Demarais writes that ‘multilateral support is crucial for sanctions to be effective’. However, in the case of Sudan, sanctions had multilateral support, were not particularly effective at saving lives, and ultimately served to illustrate how business realities can dictate the views of politicians. The United States and France were united in supporting UN Security Council resolutions against the genocide in Darfur. Once Sudan was sanctioned, France's largest bank provided Sudan with comprehensive, highly profitable sanctions evasion assistance, resulting in US criminal investigations. During settlement negotiations between the US Department of Justice and BNP Paribas, the French government intervened at the highest levels. François Hollande protested in a letter to Barack Obama, followed by in-person complaints on the occasion of the seventieth anniversary of D-Day, in each case urging Obama to influence US investigators to lower the settlement amount. In the light of criminal and civil legal proceedings now ongoing against BNP Paribas in France for alleged complicity in genocide and crimes against humanity, these interventions have not aged well.

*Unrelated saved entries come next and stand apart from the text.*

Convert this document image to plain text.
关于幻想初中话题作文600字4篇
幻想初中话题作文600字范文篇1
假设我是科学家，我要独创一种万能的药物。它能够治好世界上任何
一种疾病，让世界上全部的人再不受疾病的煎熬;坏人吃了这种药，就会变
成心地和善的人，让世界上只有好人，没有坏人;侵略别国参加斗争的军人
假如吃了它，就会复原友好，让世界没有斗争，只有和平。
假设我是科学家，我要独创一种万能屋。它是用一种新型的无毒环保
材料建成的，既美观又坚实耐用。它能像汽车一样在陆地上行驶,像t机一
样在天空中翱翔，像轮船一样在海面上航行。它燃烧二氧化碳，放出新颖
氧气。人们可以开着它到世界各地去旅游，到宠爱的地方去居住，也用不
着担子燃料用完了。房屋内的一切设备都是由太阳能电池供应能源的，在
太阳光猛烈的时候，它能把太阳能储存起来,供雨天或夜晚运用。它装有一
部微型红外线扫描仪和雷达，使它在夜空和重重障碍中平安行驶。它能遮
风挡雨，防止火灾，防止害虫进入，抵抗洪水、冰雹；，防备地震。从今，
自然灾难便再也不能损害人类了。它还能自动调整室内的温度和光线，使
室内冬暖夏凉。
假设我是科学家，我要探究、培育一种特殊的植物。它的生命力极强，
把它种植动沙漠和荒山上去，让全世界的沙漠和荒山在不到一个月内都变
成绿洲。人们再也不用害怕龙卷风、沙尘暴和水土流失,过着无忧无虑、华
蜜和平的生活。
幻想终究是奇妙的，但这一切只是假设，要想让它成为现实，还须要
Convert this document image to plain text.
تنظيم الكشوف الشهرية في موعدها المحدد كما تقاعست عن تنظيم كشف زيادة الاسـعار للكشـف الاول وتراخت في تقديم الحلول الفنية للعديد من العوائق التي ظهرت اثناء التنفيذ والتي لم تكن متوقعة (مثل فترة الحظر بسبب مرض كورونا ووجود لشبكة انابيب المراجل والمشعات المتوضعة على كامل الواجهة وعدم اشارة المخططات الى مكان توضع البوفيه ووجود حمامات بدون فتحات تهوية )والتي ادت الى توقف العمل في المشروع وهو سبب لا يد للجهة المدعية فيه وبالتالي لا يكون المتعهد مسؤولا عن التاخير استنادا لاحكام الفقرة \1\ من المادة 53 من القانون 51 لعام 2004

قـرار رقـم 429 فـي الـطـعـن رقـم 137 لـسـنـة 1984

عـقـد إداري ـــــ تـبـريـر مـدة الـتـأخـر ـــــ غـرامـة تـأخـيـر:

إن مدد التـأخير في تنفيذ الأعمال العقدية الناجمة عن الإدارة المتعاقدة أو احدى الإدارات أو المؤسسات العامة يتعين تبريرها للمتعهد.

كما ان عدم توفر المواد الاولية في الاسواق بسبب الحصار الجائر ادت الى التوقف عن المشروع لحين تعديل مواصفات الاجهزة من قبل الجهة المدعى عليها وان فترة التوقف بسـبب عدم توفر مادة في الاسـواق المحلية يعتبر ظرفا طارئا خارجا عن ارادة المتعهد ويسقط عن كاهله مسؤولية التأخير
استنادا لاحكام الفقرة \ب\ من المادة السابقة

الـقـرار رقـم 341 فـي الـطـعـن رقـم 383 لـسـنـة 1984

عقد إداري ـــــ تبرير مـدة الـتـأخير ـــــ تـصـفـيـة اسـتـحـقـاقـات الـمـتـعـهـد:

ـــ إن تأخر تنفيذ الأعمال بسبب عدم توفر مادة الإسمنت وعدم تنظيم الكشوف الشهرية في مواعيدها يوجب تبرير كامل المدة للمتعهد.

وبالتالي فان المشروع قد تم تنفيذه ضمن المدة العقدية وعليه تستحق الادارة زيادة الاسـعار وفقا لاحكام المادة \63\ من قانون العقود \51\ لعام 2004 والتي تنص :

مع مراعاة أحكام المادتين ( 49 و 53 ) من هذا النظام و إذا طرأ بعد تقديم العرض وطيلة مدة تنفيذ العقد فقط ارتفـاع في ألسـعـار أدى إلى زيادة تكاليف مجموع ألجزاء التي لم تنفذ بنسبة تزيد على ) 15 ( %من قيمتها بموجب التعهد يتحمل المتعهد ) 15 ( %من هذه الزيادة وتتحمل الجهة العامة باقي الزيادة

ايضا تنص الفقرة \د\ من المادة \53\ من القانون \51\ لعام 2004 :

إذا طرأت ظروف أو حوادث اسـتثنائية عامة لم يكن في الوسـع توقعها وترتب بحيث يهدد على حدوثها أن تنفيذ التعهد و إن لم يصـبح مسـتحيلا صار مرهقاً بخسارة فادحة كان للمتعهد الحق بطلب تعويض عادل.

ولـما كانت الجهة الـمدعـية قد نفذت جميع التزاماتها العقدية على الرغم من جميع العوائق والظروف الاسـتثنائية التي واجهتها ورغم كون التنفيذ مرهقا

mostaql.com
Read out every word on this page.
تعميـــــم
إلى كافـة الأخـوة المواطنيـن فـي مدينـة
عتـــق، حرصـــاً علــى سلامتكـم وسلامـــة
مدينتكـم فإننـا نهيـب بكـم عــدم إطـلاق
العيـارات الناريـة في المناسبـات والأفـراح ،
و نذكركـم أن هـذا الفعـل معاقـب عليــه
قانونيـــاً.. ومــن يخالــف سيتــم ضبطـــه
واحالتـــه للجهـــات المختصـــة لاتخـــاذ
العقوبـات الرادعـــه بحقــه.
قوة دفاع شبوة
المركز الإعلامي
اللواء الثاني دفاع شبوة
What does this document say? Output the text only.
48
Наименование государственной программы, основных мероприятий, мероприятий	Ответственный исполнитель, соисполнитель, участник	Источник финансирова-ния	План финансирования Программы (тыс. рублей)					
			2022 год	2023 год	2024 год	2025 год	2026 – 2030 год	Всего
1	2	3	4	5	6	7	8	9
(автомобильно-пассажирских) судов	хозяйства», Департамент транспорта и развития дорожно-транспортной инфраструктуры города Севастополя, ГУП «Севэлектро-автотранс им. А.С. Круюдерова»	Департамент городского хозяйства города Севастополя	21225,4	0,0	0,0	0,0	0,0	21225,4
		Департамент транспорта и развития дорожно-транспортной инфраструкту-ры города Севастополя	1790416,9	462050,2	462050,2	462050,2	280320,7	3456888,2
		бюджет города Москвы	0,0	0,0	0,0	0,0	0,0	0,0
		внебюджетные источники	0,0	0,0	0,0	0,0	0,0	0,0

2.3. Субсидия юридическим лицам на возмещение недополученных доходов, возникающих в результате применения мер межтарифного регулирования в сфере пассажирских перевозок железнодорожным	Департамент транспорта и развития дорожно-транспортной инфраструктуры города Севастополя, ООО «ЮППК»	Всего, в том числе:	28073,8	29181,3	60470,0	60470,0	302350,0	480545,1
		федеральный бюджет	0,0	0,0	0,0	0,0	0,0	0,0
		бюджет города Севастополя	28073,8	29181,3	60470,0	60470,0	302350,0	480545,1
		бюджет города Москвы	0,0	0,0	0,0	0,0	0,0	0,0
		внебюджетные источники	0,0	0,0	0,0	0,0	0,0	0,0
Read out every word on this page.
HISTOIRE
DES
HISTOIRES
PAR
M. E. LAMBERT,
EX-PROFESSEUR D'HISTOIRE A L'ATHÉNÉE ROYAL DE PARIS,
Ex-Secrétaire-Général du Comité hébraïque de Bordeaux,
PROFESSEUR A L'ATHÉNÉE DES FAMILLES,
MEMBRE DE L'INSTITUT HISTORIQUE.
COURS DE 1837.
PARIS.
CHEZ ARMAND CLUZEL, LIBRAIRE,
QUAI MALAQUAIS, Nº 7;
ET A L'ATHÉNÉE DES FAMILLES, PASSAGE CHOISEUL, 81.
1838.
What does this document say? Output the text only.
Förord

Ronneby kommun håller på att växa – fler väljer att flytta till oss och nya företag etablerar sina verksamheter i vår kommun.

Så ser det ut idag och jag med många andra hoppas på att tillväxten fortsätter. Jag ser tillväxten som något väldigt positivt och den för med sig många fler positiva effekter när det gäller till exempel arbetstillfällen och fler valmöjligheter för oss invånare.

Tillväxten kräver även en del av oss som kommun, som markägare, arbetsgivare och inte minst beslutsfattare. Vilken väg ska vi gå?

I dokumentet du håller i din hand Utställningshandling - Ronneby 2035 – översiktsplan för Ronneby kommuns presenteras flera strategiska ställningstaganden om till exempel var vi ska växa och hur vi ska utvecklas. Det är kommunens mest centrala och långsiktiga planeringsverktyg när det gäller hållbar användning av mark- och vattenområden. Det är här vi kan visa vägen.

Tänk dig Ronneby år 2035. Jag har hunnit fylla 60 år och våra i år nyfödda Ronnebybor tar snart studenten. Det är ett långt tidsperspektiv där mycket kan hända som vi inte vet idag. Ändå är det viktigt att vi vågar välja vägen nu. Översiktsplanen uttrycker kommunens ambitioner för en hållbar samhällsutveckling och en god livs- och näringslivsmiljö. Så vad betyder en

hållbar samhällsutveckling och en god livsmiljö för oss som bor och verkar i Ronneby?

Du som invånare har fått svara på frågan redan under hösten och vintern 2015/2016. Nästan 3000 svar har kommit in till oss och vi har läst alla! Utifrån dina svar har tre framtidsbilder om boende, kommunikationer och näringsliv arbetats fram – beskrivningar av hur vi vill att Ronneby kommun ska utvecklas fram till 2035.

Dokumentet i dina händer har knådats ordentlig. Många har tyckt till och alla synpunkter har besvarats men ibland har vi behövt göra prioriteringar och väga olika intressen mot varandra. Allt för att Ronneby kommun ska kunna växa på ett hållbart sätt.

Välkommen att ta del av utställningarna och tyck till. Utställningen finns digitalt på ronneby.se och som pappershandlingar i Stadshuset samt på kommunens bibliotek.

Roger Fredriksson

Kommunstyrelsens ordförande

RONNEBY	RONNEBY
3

Against the conventional wisdom that sanctions can be a valuable foreign policy tool in general, Demarais notes an academic study from 1999 finding that nearly 90% of successful US sanctions ‘were imposed against states that have a multiparty electoral system’. This seems about right, and the hope expressed in the conclusion that coordinated US and European Union sanctions on Russia will help end the Russian war in Ukraine seems optimistic. (The outcome in any event may be a new bloc of powers, including Russia, China, India and Turkey, trading with each other outside the US dollar.) Backfire is a valuable and eye-opening contribution to the literature on sanctions, showing how sanctions in practice hamper economic growth, encourage pollution, cause starvation, create market disruptions profitable to those who know about them in advance, and ultimately undermine the political and economic strength of sanctioning powers themselves. The case studies that Demarais marshals in support of these outcomes are overwhelming. In support of sanctions working, she says less, and there is, she shows, less to be said.